In the 1970s and early ’80s, a fledgling art movement called Pattern and Decoration arose, thanks to the work of artists like Miriam Schapiro, Kim MacConnel, Robert Kushner and Faith Ringgold. And then it faded — overshadowed by the onslaught of American and European Neo-Expressionist painting. But P&D, as it was called, a reaction to the austerities of Minimalism and the limits of high art, never really went away. Most of the artists kept working, and the questions they raised about decoration, craft, function and (even) beauty — and the frequently pejorative connotations of those words — hung around. These issues also mutated in the work of artists as various as Jean Lowe (who is married to Mr. MacConnel), Philip Taaffe, Rudolf Stingel and Laurel Sparks.
The exhibition “With Pleasure: Pattern and Decoration in American Art 1972-1985,” at the Museum of Contemporary Art in Los Angeles, may facilitate a reassessment of P&D, the original phenomenon, as well as its outliers and its continuing influence. Art lovers in New York, however, can savor some sense of the movement’s vitality in “Garden,” a site-specific installation of paintings, drawings, ceramic vessels and usable objects at Gordon Robichaux by the artists Elisabeth Kley and Tabboo! (less well known by his given name, Stephen Tashjian), who have been friends and collaborators for around 15 years. Early on, their joint endeavors included set designs and props for Tabboo!’s stage productions and videos. Ms. Kley also photographed his impromptu performances, using the images as sources for drawings.
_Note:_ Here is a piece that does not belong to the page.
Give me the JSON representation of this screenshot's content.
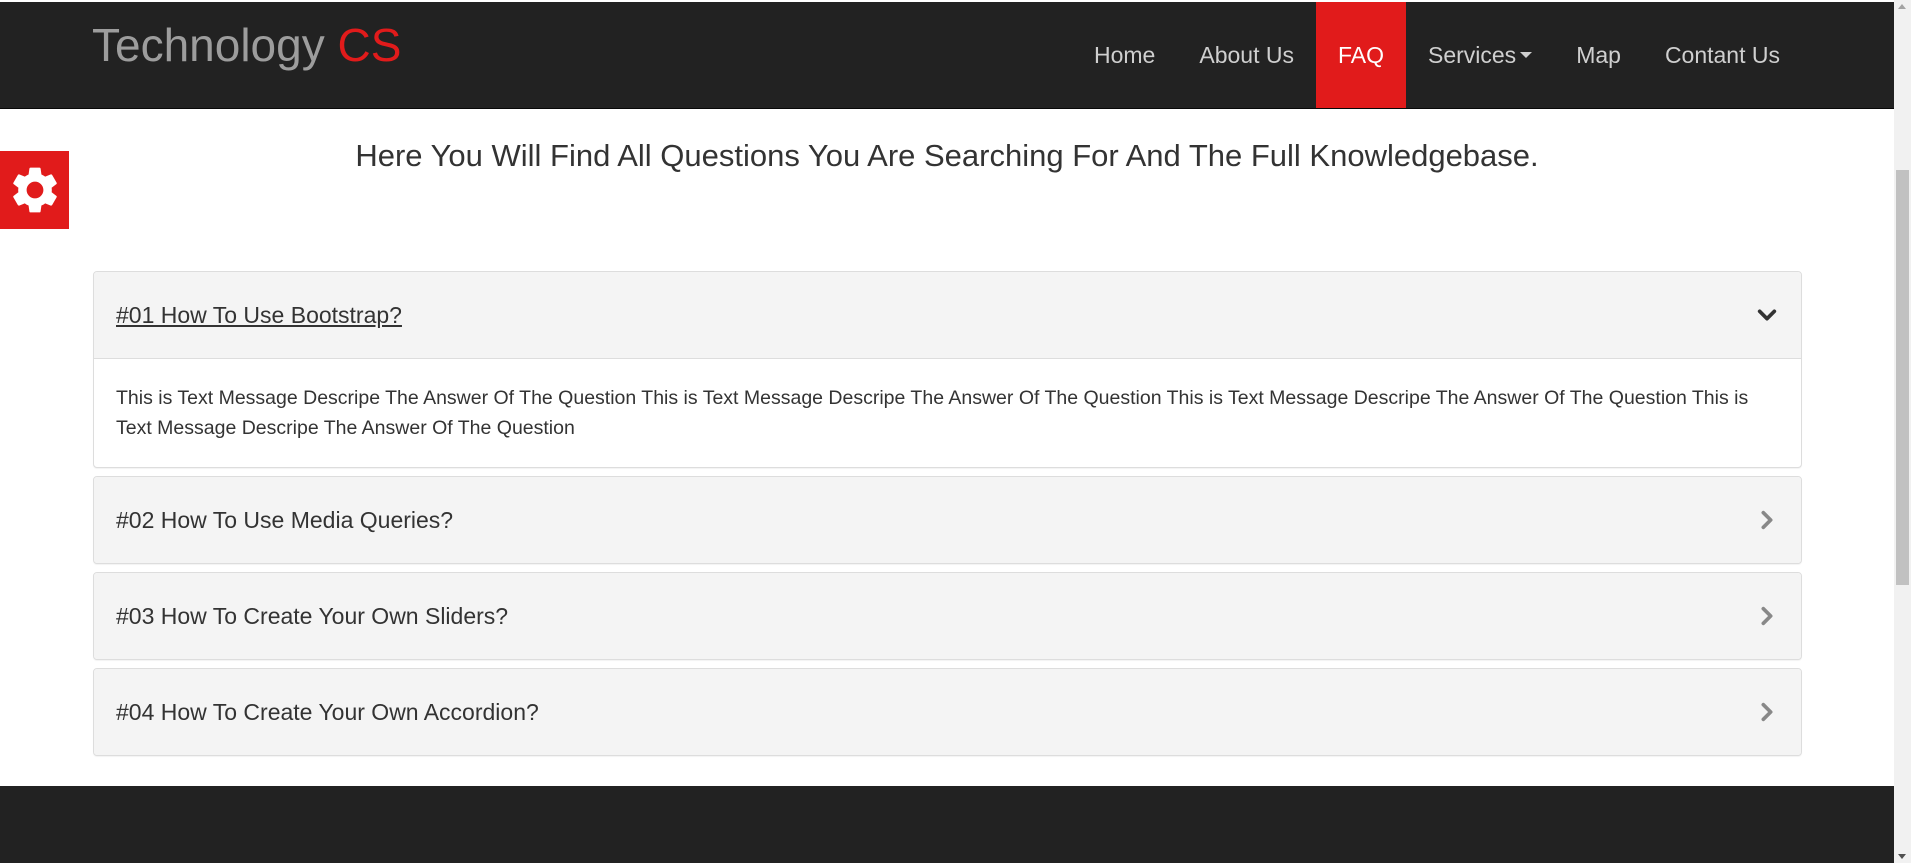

With “Garden,” the two achieve a dazzling parity, transforming Gordon Robichaux into an ostentatiously low-tech art menagerie inspired by the one that Tabboo! maintains in his East Village studio. Their efforts create a dense environment of plants, birds, interiors and fountains that together conjure Persian courts, Roman wall paintings, the Wiener Werkstätte and much more. The fountains are real, made in glazed terra cotta by Ms. Kley. So are the stools and planters, featuring mostly her savvy black-and-white patterns — motifs that she has also transferred to the walls of one room.